Coração batendo, disparado, corpo sobre corpo.

Quase adormecemos ali, nuas.

Crepúsculo caindo suntuoso. Estrelas povoando mar, céu e areia, numa confundível cintilação com a do prazer nas pupilas. Vestir as roupas e caminhar, sem pressa, em direção a casa.

Fitarmo-nos com olhos de lembrança; o dia, a noite, a rebelião interior, amotinada dentro pelo day after day corrosivo das doenças chamadas cotidiano e sistemas sociais. É; um olhar leva a outro.

Um banho morno juntas, viver mais algumas adoráveis carícias mútuas no ensaboar nossos corpos, brincar de ensinar pés e mãos a massagear tudo, não esquecer de nada que ali nos permitisse relaxar. Novo aquecer de peles, por uma única toalha a nos selar o calor de um beijo de corpos. A isso se chama beijo integral tal qual naturalistas. Venhamos e convenhamos and after um jantar preparado por Suzana (esta duplicidade chega a me confundir jocosa, mais que uma propaganda de cigarros: ela, sou eu; ela, não sou eu).

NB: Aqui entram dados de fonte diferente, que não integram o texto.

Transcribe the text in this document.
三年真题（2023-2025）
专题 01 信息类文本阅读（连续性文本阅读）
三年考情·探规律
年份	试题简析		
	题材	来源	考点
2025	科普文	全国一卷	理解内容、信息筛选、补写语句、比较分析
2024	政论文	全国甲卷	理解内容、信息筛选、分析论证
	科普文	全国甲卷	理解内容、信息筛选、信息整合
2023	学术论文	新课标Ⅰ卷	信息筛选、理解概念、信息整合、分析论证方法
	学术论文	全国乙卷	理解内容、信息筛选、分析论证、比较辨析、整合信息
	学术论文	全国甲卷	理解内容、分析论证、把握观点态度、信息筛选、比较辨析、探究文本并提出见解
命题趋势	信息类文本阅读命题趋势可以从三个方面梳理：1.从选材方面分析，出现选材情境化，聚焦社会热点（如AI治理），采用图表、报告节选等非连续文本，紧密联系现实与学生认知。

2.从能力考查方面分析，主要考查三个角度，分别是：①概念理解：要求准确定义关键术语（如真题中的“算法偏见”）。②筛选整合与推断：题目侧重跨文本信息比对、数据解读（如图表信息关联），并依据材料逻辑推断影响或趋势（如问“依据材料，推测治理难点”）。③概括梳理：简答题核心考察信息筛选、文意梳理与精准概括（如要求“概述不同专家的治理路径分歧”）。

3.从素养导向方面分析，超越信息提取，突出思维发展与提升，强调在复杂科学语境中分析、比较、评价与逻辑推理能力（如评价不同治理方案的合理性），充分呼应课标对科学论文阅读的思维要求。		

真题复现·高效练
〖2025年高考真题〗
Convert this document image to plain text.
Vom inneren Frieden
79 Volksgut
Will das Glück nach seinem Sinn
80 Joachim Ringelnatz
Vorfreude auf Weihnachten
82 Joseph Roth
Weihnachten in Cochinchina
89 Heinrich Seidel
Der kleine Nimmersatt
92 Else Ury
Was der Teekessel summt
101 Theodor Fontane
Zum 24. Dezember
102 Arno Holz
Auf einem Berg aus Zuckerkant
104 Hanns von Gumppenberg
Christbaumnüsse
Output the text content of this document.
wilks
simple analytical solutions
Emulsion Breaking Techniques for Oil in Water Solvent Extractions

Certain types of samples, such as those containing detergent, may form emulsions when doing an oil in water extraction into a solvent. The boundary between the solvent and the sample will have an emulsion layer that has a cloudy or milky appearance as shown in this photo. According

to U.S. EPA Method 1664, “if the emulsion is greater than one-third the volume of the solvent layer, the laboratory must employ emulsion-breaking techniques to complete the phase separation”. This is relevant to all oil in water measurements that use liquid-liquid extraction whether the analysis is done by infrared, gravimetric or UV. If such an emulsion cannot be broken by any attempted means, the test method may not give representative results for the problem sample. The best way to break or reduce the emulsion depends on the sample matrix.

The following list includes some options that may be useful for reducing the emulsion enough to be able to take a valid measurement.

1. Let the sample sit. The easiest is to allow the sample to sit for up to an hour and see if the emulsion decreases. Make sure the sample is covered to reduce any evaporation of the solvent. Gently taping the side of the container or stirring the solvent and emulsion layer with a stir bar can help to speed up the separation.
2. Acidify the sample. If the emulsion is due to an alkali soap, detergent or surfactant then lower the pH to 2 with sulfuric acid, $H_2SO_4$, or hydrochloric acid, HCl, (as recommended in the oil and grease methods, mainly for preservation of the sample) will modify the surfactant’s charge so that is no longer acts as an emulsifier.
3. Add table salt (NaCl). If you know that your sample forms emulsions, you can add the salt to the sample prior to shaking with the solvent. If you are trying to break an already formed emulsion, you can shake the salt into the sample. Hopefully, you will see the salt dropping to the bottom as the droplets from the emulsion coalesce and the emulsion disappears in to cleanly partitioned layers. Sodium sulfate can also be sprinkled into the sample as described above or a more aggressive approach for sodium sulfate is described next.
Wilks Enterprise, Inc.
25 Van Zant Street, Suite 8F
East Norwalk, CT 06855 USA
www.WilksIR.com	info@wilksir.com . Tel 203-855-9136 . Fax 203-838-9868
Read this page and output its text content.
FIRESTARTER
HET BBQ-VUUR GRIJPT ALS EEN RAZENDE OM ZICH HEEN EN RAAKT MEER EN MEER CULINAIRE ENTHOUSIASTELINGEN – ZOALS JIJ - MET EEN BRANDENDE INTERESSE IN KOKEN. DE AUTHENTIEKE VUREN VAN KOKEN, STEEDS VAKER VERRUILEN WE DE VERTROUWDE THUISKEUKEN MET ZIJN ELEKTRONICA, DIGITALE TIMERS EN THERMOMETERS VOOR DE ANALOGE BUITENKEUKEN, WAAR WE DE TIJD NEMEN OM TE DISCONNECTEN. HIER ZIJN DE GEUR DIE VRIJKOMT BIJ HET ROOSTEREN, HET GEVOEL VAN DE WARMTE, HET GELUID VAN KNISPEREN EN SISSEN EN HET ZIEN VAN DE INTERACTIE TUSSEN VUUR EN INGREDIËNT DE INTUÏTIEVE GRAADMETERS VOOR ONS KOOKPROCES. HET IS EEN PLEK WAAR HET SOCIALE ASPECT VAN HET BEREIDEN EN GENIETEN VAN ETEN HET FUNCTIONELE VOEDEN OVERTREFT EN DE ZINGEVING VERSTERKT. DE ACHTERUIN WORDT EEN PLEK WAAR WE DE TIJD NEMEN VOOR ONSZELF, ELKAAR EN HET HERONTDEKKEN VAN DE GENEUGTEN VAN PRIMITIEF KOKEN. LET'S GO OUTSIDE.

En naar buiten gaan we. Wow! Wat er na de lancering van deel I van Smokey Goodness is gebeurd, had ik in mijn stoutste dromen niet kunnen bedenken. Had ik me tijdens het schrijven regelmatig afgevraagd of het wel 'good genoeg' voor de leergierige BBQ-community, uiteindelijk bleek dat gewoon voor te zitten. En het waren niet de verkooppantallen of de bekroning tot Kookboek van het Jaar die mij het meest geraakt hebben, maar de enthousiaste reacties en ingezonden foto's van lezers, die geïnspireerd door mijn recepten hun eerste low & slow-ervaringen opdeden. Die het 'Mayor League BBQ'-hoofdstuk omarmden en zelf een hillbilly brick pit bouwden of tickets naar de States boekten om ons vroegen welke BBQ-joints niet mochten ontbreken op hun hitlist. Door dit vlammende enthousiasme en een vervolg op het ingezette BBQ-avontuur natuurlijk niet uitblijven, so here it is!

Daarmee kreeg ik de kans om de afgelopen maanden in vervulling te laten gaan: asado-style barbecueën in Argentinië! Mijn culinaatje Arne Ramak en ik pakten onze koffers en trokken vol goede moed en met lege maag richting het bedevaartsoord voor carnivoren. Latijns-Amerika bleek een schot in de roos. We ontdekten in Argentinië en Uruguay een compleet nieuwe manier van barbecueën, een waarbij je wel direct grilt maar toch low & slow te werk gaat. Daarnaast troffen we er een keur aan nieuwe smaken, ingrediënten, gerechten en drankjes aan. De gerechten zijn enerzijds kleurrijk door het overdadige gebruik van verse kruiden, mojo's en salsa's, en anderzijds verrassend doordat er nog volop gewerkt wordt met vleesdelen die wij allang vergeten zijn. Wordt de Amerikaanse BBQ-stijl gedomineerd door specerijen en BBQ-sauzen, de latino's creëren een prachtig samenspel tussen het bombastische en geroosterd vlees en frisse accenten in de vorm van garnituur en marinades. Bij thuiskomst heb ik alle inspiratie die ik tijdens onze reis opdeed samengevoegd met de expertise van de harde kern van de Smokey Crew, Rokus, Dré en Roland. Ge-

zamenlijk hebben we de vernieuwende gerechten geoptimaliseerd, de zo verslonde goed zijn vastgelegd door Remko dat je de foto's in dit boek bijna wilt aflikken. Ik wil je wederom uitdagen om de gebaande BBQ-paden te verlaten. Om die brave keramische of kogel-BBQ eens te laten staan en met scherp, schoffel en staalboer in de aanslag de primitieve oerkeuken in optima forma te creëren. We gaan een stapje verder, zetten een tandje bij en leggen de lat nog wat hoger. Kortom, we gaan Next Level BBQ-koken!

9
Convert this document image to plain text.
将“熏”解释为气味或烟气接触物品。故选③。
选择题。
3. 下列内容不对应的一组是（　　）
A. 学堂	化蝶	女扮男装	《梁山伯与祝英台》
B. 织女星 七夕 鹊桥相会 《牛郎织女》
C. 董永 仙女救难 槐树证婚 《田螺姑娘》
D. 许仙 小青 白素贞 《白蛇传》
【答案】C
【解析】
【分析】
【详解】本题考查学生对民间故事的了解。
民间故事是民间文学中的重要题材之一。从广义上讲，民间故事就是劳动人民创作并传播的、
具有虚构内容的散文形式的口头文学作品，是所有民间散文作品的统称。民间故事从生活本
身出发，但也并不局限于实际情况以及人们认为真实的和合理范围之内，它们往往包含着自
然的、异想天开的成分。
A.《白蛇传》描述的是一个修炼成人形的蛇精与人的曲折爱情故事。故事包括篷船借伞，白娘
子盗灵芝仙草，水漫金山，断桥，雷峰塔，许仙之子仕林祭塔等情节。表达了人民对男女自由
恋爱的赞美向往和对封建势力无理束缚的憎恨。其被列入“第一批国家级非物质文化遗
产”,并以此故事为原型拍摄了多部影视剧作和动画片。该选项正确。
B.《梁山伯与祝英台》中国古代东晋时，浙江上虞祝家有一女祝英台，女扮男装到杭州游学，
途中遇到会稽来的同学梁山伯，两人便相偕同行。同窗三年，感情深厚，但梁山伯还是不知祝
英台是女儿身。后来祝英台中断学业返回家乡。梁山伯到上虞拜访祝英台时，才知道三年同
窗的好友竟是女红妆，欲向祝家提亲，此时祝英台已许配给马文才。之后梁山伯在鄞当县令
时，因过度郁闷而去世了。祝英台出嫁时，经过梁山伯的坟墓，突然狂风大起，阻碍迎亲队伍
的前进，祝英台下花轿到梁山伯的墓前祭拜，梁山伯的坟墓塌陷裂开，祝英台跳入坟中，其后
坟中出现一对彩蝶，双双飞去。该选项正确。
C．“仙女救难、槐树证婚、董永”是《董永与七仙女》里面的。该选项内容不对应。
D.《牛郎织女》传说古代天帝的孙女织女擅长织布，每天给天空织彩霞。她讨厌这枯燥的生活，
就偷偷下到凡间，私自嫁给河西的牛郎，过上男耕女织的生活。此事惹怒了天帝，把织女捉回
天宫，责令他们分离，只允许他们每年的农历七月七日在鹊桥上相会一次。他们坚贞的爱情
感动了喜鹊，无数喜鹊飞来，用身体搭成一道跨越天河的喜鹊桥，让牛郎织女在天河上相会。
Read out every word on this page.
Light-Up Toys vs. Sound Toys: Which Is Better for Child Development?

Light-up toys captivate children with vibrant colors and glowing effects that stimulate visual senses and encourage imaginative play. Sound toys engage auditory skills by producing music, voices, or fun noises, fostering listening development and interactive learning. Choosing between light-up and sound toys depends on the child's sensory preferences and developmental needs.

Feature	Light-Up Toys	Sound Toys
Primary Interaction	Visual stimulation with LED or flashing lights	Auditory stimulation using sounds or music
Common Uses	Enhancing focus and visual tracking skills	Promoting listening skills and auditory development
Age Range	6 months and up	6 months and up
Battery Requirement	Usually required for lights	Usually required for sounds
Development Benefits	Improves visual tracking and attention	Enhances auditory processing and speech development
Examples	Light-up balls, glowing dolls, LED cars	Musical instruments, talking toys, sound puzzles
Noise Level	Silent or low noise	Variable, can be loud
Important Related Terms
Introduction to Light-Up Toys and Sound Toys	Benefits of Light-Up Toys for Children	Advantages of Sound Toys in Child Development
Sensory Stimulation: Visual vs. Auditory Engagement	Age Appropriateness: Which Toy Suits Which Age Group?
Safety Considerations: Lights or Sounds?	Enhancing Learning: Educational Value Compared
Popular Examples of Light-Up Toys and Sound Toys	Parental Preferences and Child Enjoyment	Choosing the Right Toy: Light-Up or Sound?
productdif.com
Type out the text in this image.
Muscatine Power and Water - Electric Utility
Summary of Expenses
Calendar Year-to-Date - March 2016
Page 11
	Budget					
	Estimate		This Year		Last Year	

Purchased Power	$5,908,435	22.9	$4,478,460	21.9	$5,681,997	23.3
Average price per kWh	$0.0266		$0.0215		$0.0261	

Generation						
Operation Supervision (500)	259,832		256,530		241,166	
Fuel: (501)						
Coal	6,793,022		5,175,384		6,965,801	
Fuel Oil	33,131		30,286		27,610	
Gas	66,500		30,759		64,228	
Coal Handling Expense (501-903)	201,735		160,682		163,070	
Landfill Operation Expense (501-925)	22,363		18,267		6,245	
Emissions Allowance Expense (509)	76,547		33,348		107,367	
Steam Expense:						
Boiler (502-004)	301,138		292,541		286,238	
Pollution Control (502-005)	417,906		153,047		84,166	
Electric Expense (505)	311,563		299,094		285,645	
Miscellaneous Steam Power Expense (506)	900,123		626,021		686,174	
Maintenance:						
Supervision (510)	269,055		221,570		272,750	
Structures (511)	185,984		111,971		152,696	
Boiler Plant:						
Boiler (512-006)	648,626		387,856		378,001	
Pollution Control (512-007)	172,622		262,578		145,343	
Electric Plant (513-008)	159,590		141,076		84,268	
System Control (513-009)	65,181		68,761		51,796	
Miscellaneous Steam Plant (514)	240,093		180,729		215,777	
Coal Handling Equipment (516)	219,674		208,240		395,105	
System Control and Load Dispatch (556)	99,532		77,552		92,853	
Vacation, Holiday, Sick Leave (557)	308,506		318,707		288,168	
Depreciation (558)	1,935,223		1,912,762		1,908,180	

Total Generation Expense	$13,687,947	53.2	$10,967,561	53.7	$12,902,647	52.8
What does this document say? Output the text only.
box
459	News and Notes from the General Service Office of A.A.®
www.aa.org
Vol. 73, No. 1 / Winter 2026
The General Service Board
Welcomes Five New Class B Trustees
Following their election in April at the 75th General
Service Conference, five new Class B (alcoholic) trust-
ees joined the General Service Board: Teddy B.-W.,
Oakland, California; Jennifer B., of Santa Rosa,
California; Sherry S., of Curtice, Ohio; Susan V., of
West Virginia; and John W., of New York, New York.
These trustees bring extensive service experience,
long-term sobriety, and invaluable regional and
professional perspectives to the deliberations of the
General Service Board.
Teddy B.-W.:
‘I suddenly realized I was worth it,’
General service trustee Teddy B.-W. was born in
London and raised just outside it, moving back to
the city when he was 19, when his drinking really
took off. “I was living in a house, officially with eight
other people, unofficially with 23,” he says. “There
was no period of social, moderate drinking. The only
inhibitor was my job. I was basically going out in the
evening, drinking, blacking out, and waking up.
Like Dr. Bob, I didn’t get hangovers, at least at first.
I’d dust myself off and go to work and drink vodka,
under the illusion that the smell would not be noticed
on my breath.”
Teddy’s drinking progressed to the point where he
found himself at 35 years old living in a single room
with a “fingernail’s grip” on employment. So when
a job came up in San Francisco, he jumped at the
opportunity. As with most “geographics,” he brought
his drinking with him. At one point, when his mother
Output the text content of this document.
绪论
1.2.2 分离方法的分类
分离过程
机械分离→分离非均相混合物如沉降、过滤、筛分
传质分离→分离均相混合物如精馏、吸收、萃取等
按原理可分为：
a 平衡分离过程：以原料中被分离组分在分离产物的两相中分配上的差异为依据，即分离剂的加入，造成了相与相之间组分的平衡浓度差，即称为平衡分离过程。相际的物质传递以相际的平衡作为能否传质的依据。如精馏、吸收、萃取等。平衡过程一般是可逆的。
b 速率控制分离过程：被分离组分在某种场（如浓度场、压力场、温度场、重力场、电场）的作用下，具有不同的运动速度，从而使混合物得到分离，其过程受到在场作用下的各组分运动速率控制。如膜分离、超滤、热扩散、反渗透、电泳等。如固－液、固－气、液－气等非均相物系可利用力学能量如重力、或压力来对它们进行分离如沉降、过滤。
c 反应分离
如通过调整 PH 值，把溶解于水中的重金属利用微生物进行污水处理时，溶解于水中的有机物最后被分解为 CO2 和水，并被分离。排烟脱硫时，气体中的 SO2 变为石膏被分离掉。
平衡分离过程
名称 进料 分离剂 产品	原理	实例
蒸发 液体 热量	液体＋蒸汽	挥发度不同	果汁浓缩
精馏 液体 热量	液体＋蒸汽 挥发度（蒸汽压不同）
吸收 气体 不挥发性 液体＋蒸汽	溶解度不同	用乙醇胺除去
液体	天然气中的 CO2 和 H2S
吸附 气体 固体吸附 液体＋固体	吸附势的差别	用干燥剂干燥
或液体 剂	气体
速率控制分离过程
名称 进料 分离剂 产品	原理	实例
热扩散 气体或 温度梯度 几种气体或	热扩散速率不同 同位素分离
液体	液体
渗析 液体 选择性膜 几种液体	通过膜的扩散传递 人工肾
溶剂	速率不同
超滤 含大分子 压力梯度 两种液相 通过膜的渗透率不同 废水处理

Arranjei a mesa no jardim e jantamos sob luz de lua e estrelas. Ríamos muito, feito crianças. Felizes. Um delicioso peixe à francesa regado por brindes de Chateau Margaux. Obra-prima do jantar de Suzana. Como deitar na cama, comigo...

Conheço todos os arrepios de Suzana. Suzana conhece todos os meus. Há cinco verões estamos juntas. O mesmo tempo em primaveras, outonos, invernos. Adormecemos abraçadas, muito leves, como a perder os traços de cansaço pela euforia dos nossos momentos fugidios. Sempre assim. (Até quando??).

Mesa de escritório e o acordar de tudo.

Papéis desordenados, jogados sobre ela.

Papéis desordenadamente distribuídos na Av. Rio Branco.

Loucos bêbados comerciantes prostitutas.

Ninguém sabe de mim. Sempre assim.

Penso em Suzana. Seis horas da tarde; quase noite, e esse trânsito.